Sometimes ideas are emerging. These are written down here for future reference. A written down idea is not necessarily a good idea, thus not all points here should be implemented.

  • Fix potential systematic issues discovered from feedback of curation of Pub2Tools results.
  • Currently, Pub2Tools has been tweaked in the direction of having less false positives (for example, even roughly half of the entries with “very low” confidence are about tools) to not discourage curators too much into looking at all results of Pub2Tools. But maybe the amount of false negatives could also be decreased further without too much cost, for example by running Pub2Tools on existing bio.tools content and checking if there are any ways to reduce entries with include false.
  • Also, if some entries are added through some other means than Pub2Tools, then Pub2Tools could be run on publications of these entries and then it could be checked how many of these entries Pub2Tools fails to include and why.
  • The default values of the mapping parameters in the -map step are equal to the default values defined for the parameters in EDAMmap. Maybe some defaults could be changed for Pub2Tools, for example the number of terms output per branch?
  • Maybe the score or score2 could also be modified by how well the entry could be mapped to EDAM terms by EDAMmap in the -map step?
  • Could the currently unused citations_count_normalised also be used for modifying the goodness of entries? Note, that its value could only be useful for older publications as these have had enough time to be cited.
  • Could MeSH terms be used in -select-pub to prefilter the publications in addition to or instead of selection based on occurrence of phrases in the abstract and title? PubFetcher and the mesh field of its database can be used to look for prevalence of MeSH terms in publications currently in bio.tools. Note, that the selection by MeSH terms can’t return recent publications, as these terms are not added to articles right away (for example, it might take half a year after the publication date for the terms to appear).
  • How to best present the provenance (i.e. publication IDs and web page URLs where information was found) of the licenses and languages to the curator? As this extra information can’t be embedded into to_biotools.json and it must currently manually be looked up from results.csv.
  • Currently, the merging of supposedly duplicate results is done base on the exact equality of the suggested names only.

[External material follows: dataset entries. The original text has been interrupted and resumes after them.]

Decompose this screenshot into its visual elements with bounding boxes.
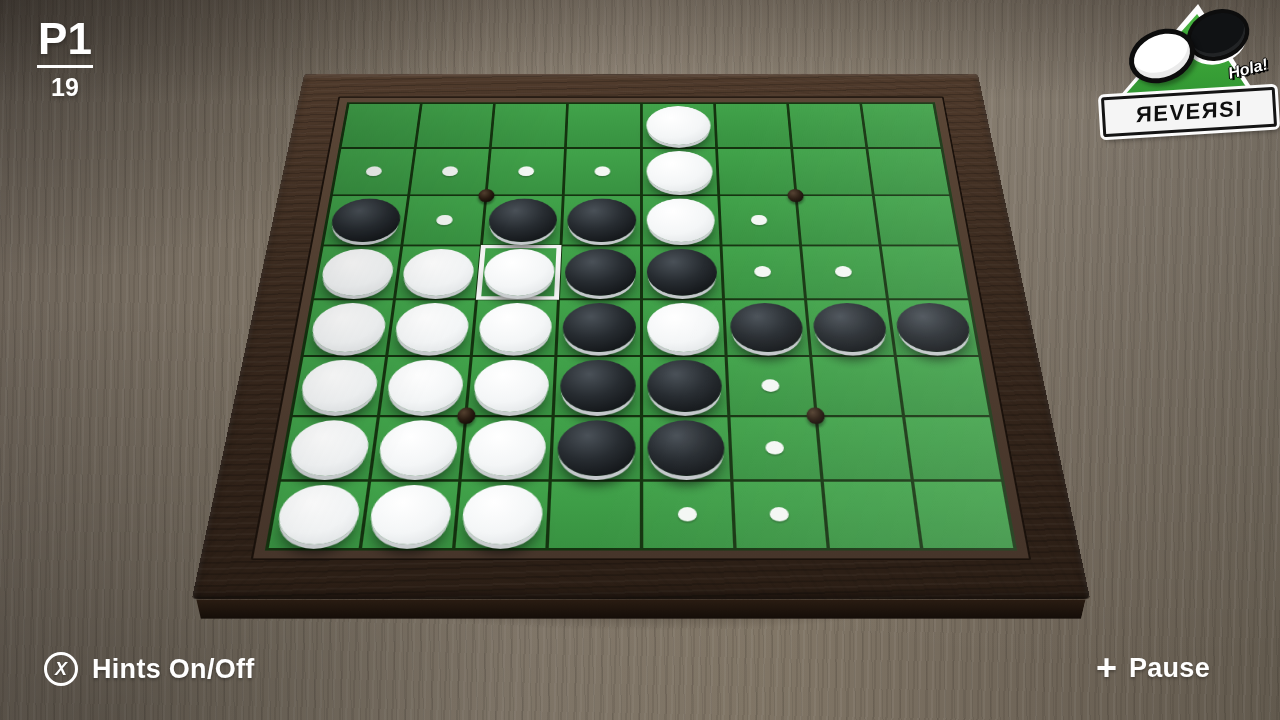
disc-white (647, 303, 720, 352)
hint-dot (365, 167, 382, 177)
disc-black (487, 199, 558, 242)
pause-button[interactable]: + Pause (1096, 650, 1210, 686)
disc-white (385, 360, 466, 412)
hint-dot (436, 215, 453, 225)
disc-black (729, 303, 805, 352)
board-cell[interactable] (558, 300, 640, 355)
board-cell[interactable] (914, 482, 1013, 548)
hint-dot (595, 167, 611, 177)
board-cell[interactable] (281, 417, 377, 479)
disc-white (274, 485, 363, 545)
disc-white (401, 249, 476, 295)
disc-white (646, 151, 713, 192)
board-cell[interactable] (722, 247, 803, 298)
hint-dot (765, 441, 784, 454)
board-cell[interactable] (716, 104, 790, 147)
board-cell[interactable] (456, 482, 549, 548)
disc-black (560, 360, 636, 412)
board-cell[interactable] (642, 247, 721, 298)
board-cell[interactable] (642, 149, 717, 195)
board-cell[interactable] (862, 104, 940, 147)
player-score-panel: P1 19 (34, 16, 96, 102)
board-cell[interactable] (362, 482, 458, 548)
logo: Hola! ЯEVEЯSI (1102, 4, 1276, 136)
board-cell[interactable] (396, 247, 480, 298)
disc-black (893, 303, 973, 352)
board-cell[interactable] (643, 300, 725, 355)
disc-black (328, 199, 403, 242)
board-cell[interactable] (905, 417, 1001, 479)
disc-black (647, 420, 725, 476)
disc-black (646, 249, 717, 295)
board-cell[interactable] (733, 482, 826, 548)
board-cell[interactable] (324, 196, 407, 244)
disc-black (565, 249, 636, 295)
board-cell[interactable] (793, 149, 872, 195)
board-cell[interactable] (643, 417, 730, 479)
board-cell[interactable] (718, 149, 795, 195)
board-cell[interactable] (818, 417, 911, 479)
disc-black (647, 360, 723, 412)
board-cell[interactable] (868, 149, 949, 195)
hint-dot (518, 167, 534, 177)
disc-white (367, 485, 453, 545)
board-cell[interactable] (462, 417, 552, 479)
board-frame-bevel (251, 97, 1032, 561)
board-cell[interactable] (720, 196, 799, 244)
board-cell[interactable] (342, 104, 420, 147)
hints-toggle-button[interactable]: X Hints On/Off (44, 652, 255, 686)
board-cell[interactable] (875, 196, 958, 244)
hint-dot (677, 507, 696, 521)
disc-white (646, 199, 715, 242)
disc-white (286, 420, 372, 476)
player-label: P1 (34, 16, 96, 62)
board-cell[interactable] (789, 104, 865, 147)
board-cell[interactable] (802, 247, 886, 298)
board-cell[interactable] (889, 300, 978, 355)
board-cell[interactable] (404, 196, 485, 244)
board-cell[interactable] (478, 247, 559, 298)
board-cell[interactable] (304, 300, 393, 355)
board-field (265, 102, 1017, 550)
disc-black (562, 303, 635, 352)
logo-title: ЯEVEЯSI (1136, 96, 1243, 129)
board-cell[interactable] (417, 104, 493, 147)
disc-black (567, 199, 636, 242)
board-cell[interactable] (642, 196, 719, 244)
x-button-icon[interactable]: X (44, 652, 78, 686)
board-cell[interactable] (488, 149, 565, 195)
player-score: 19 (34, 73, 96, 102)
hint-dot (761, 379, 780, 391)
score-divider (37, 65, 93, 68)
board-cell[interactable] (797, 196, 878, 244)
scene (0, 0, 1280, 720)
board-cell[interactable] (269, 482, 368, 548)
hints-label: Hints On/Off (92, 654, 255, 685)
board-cell[interactable] (492, 104, 566, 147)
hint-dot (750, 215, 767, 225)
board-cell[interactable] (333, 149, 414, 195)
board-cell[interactable] (730, 417, 820, 479)
disc-white (376, 420, 459, 476)
board-cell[interactable] (410, 149, 489, 195)
board-cell[interactable] (549, 482, 639, 548)
board-cell[interactable] (560, 247, 639, 298)
board-cell[interactable] (314, 247, 400, 298)
disc-white (393, 303, 471, 352)
disc-white (461, 485, 545, 545)
board-cell[interactable] (483, 196, 562, 244)
board-cell[interactable] (882, 247, 968, 298)
board-cell[interactable] (643, 482, 733, 548)
hint-dot (769, 507, 789, 521)
board-cell[interactable] (725, 300, 809, 355)
disc-black (557, 420, 635, 476)
board-peg (787, 189, 804, 202)
board-cell[interactable] (642, 104, 714, 147)
board-cell[interactable] (563, 196, 640, 244)
board-cell[interactable] (565, 149, 640, 195)
hint-dot (442, 167, 459, 177)
disc-white (646, 106, 711, 145)
plus-icon: + (1096, 650, 1117, 686)
board-cell[interactable] (552, 417, 639, 479)
disc-white (319, 249, 396, 295)
disc-white (472, 360, 550, 412)
board-cell[interactable] (807, 300, 894, 355)
disc-black (811, 303, 889, 352)
hint-dot (834, 266, 852, 277)
board-cell[interactable] (473, 300, 557, 355)
hint-dot (754, 266, 771, 277)
pause-label: Pause (1129, 653, 1210, 684)
board-cell[interactable] (372, 417, 465, 479)
board-cell[interactable] (824, 482, 920, 548)
board-cell[interactable] (567, 104, 639, 147)
disc-white (478, 303, 554, 352)
board-cell[interactable] (389, 300, 476, 355)
disc-white (298, 360, 381, 412)
disc-white (309, 303, 389, 352)
board-front-edge (196, 599, 1085, 618)
disc-white (467, 420, 548, 476)
board (192, 74, 1091, 600)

Maybe further features should be taken into account, like matching links or credits, to reduce the number of wrongly merged results?
  • Further links could potentially be found by looking for links in the content of web pages extracted from the publication abstract and fulltext. But to avoid false positive, maybe links from the same domain should only be considered and maybe “about”, “help”, etc should be looked for in the URL string? Also, in some cases further links could be automatically inferred, like a documentation URL for a given CRAN URL.
  • Currently, each link receives exactly one type (like “Repository” or “Mailing list”), however biotoolsSchema allows for more than one type to be specified.
  • Explore the possibilities of extracting tools through other means than publications present in Europe PMC. Maybe from repositories, like GitHub, CRAN, Zenodo, etc?
  • Try running Pub2Tools on all publications from a given period, i.e. without prefiltering with -select-pub. This could be achieved for the Open Access subset of articles, that can be downloaded in bulk (as using PubFetcher to download millions of articles would be too wasteful and slow).
  • Try to automatically fill further attributes, without causing too many false positives, for example operating system or the bio.tools specific tool type.
  • Currently, the description is filled with candidate phrases that the curator must choose from or combine. Automatic text summarisation could be tried to automatically construct the final description proposal. Or, just choose one/two of the candidate phrases automatically (instead of the curator making the choice).
  • Try to figure out which of the description messages are actually useful.
  • The credit is currently filled only from corresponding authors of publications. Explore other possibilities to find credit information, for example contact information is sometimes mentioned in the publication abstract.